With Cisco Identity Intelligence and DefenseClaw, Cisco implements active scanning of identity, actions, MCP servers, and assets. Separately, Cisco unveiled an Agent Runtime Software Development Kit (SDK), which embeds policy enforcement directly into agent workflows at build time. The SDK supports frameworks including AWS Bedrock AgentCore, Google Vertex Agent Builder, Azure AI Foundry, LangChain, and more.

Startup Funding Action

With the larger vendors pumping out new products targeting agentic AI, the startups weren’t left behind. Agentic AI provides fertile ground in areas such as identity control, MCP, and supply-chain security.

RSAC is always fertile ground for launches and funding events. Here were some key funding and startup announcements:

  • A week prior to RSAC, Cloaked announced a gargantuan $375 million round to expand its enterprise-grade privacy platform. Cloaked has products for both consumers and enterprises targeting data security and privacy, but it looks like this recent round will help it expand its enterprise offerings, which include data cleanup, secure identities, and encrypted password management.

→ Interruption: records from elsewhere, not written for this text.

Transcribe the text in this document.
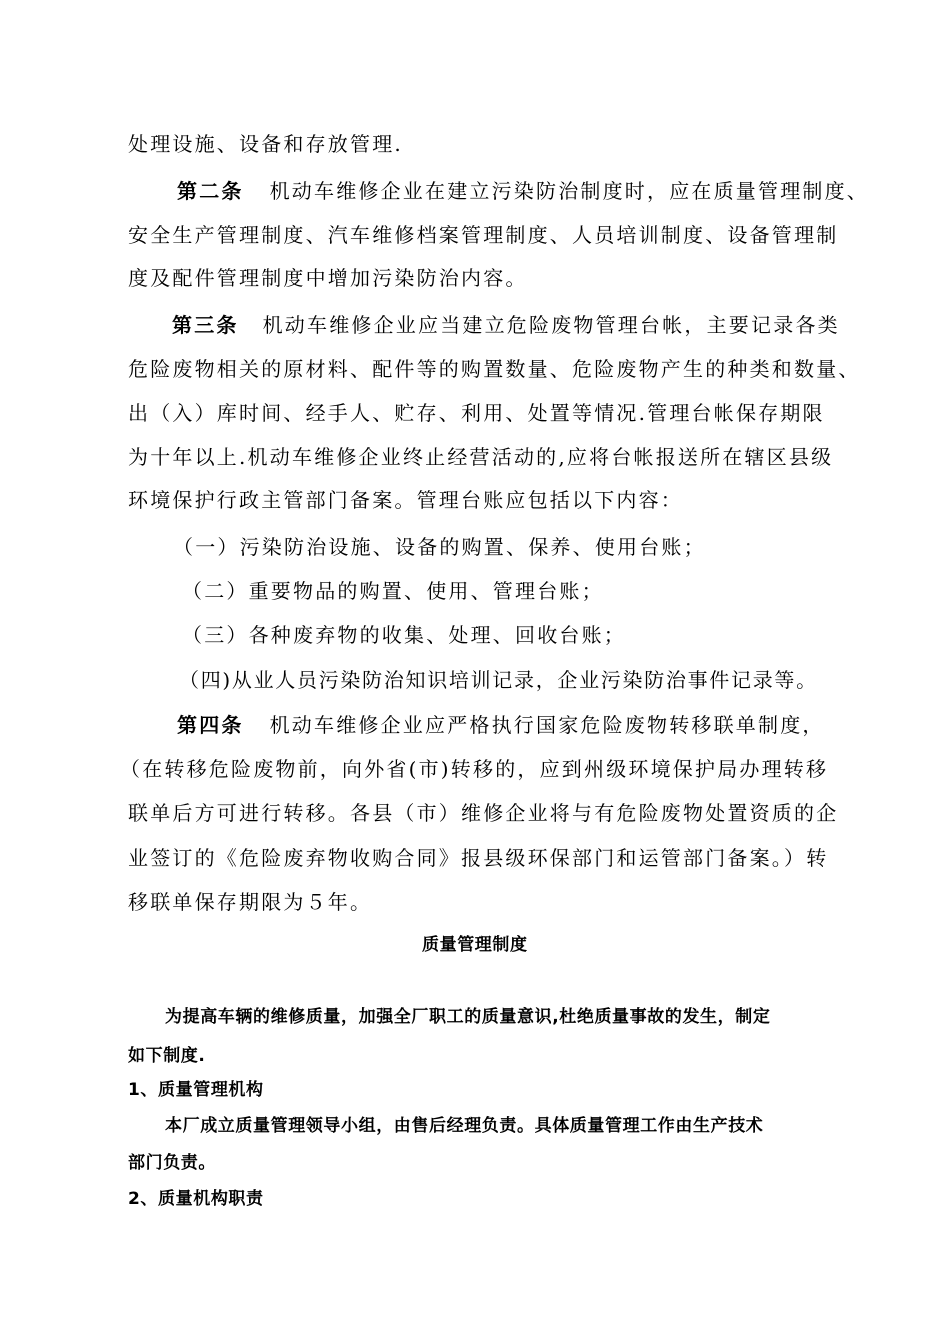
处理设施、设备和存放管理.
第二条 机动车维修企业在建立污染防治制度时，应在质量管理制度、
安全生产管理制度、汽车维修档案管理制度、人员培训制度、设备管理制
度及配件管理制度中增加污染防治内容。
第三条 机动车维修企业应当建立危险废物管理台帐，主要记录各类
危险废物相关的原材料、配件等的购置数量、危险废物产生的种类和数量、
出（入）库时间、经手人、贮存、利用、处置等情况.管理台帐保存期限
为十年以上.机动车维修企业终止经营活动的,应将台帐报送所在辖区县级
环境保护行政主管部门备案。管理台账应包括以下内容：
（一）污染防治设施、设备的购置、保养、使用台账；
（二）重要物品的购置、使用、管理台账；
（三）各种废弃物的收集、处理、回收台账；
（四)从业人员污染防治知识培训记录，企业污染防治事件记录等。
第四条 机动车维修企业应严格执行国家危险废物转移联单制度，
（在转移危险废物前，向外省(市)转移的，应到州级环境保护局办理转移
联单后方可进行转移。各县（市）维修企业将与有危险废物处置资质的企
业签订的《危险废弃物收购合同》报县级环保部门和运管部门备案。）转
移联单保存期限为５年。
质量管理制度
为提高车辆的维修质量，加强全厂职工的质量意识,杜绝质量事故的发生，制定
如下制度.
1、质量管理机构
本厂成立质量管理领导小组，由售后经理负责。具体质量管理工作由生产技术
部门负责。
2、质量机构职责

  • Surf AI launched with $57 million in funding for its agentic security operations platform. The round was led by Accel, with participation from existing investors Cyberstarts and Boldstart Ventures. Surf AI says it will operationalize security with a single agentic platform that connects the business context and data scattered across an organization's systems. The platform reads signals from identity, cloud, security, data, HR, and IT tools to build a living context graph that links assets, owners, permissions, and dependencies.

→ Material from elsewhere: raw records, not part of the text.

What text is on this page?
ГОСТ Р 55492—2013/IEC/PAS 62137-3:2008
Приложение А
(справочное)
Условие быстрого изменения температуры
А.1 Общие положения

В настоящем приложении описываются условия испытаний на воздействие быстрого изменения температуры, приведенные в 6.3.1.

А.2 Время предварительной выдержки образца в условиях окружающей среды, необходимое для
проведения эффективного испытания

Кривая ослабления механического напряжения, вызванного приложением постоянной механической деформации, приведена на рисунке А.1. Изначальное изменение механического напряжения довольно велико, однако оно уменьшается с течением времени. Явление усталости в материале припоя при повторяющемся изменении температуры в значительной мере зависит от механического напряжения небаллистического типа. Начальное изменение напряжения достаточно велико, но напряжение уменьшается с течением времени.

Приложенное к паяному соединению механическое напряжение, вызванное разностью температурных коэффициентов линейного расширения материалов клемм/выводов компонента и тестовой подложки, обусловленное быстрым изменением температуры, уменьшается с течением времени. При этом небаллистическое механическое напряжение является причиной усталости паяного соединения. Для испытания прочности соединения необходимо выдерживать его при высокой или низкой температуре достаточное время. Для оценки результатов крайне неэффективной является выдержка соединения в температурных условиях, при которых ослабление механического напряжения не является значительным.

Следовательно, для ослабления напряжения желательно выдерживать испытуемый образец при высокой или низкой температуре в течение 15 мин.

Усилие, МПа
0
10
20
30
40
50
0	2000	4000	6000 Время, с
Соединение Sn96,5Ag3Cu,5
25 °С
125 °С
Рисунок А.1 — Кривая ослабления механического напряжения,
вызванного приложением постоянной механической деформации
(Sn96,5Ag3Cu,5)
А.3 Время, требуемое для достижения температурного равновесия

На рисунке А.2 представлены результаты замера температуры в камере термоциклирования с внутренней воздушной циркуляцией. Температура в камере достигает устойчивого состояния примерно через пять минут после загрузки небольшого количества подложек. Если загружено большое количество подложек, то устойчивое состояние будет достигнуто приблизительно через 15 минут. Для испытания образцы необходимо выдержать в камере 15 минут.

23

  • Above Security, a Tel Aviv, Israel-based AI-native agentic managed insider threat platform, has emerged from stealth and announced $50 million in funding. The round was led by Ballistic Ventures, Merlin Ventures, and Norwest, with participation from Jump Capital and QPV Ventures.
  • Futuriom 50 company Eclypsium, which specializes in hardware and AI infrastructure protection, has raised an additional $25 million in financing. The round was led by PEAK6 Strategic Capital, with participation from a top-three US bank. Previous backers include Ten Eleven Ventures, Andreessen Horowitz, Pavilion Capital (Seviora Group), Qualcomm Ventures, and Madrona Ventures.

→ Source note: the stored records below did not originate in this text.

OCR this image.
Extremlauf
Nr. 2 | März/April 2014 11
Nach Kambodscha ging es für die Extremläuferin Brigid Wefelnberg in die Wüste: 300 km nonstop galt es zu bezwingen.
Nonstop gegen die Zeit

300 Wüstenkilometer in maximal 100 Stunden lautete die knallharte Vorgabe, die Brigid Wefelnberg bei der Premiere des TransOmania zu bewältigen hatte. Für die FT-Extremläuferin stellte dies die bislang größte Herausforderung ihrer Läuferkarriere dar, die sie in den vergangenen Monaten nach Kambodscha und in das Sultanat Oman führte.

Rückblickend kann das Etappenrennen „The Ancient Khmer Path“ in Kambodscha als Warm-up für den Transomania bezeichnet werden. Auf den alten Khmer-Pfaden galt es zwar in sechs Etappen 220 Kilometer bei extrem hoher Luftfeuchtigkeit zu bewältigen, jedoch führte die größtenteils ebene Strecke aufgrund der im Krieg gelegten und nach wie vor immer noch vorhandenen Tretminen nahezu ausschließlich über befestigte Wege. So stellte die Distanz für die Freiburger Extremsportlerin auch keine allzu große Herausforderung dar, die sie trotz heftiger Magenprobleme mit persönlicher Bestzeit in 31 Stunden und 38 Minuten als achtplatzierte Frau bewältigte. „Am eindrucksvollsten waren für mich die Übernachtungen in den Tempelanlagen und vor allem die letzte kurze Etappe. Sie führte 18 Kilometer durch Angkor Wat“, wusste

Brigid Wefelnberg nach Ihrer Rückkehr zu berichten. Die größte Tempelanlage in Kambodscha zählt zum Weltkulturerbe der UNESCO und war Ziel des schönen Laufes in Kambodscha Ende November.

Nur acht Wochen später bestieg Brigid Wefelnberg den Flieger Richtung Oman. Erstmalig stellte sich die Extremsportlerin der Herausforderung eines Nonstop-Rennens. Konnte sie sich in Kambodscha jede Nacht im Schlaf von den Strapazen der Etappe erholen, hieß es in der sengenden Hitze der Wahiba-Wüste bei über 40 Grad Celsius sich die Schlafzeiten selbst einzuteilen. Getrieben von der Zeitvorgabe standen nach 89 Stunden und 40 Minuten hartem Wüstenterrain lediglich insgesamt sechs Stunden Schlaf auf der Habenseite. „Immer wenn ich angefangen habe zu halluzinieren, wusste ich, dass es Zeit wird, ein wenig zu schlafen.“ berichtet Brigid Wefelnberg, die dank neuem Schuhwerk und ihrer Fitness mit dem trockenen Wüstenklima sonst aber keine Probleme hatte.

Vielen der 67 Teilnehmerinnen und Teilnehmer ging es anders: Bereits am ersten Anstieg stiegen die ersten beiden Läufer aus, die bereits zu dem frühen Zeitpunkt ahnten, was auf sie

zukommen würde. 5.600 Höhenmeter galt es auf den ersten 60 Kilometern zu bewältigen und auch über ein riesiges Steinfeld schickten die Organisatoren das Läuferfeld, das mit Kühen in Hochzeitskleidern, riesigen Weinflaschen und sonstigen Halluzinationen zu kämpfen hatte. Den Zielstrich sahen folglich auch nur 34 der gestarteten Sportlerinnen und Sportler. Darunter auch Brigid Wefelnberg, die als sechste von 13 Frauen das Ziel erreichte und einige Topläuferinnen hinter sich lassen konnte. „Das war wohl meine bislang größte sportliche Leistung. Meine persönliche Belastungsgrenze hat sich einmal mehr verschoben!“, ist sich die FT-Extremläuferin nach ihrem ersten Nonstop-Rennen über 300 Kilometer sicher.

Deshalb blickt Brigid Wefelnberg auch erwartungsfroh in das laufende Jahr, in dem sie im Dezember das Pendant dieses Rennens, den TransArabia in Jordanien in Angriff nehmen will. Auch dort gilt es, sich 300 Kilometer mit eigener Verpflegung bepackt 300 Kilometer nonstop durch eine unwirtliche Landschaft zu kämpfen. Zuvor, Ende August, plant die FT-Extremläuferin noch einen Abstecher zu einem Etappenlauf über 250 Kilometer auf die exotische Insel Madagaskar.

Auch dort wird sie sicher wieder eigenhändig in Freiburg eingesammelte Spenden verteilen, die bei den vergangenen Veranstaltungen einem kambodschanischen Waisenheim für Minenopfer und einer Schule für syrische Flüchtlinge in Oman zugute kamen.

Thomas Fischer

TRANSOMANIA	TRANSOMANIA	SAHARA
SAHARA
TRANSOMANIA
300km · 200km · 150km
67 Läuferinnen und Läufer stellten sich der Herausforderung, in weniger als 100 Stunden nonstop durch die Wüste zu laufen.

  • Native announced on Tuesday that it raised $42 million in total funding as it emerged from stealth, addressing the growing challenge of enforcing security policies across multi-cloud environments. The latest raise is a $31 million Series A led by Ballistic Ventures, with participation from General Catalyst, YL Ventures, and Merlin Ventures. Phil Venables, former CISO of Google Cloud and now a venture partner at Ballistic Ventures, has joined Native’s board of directors.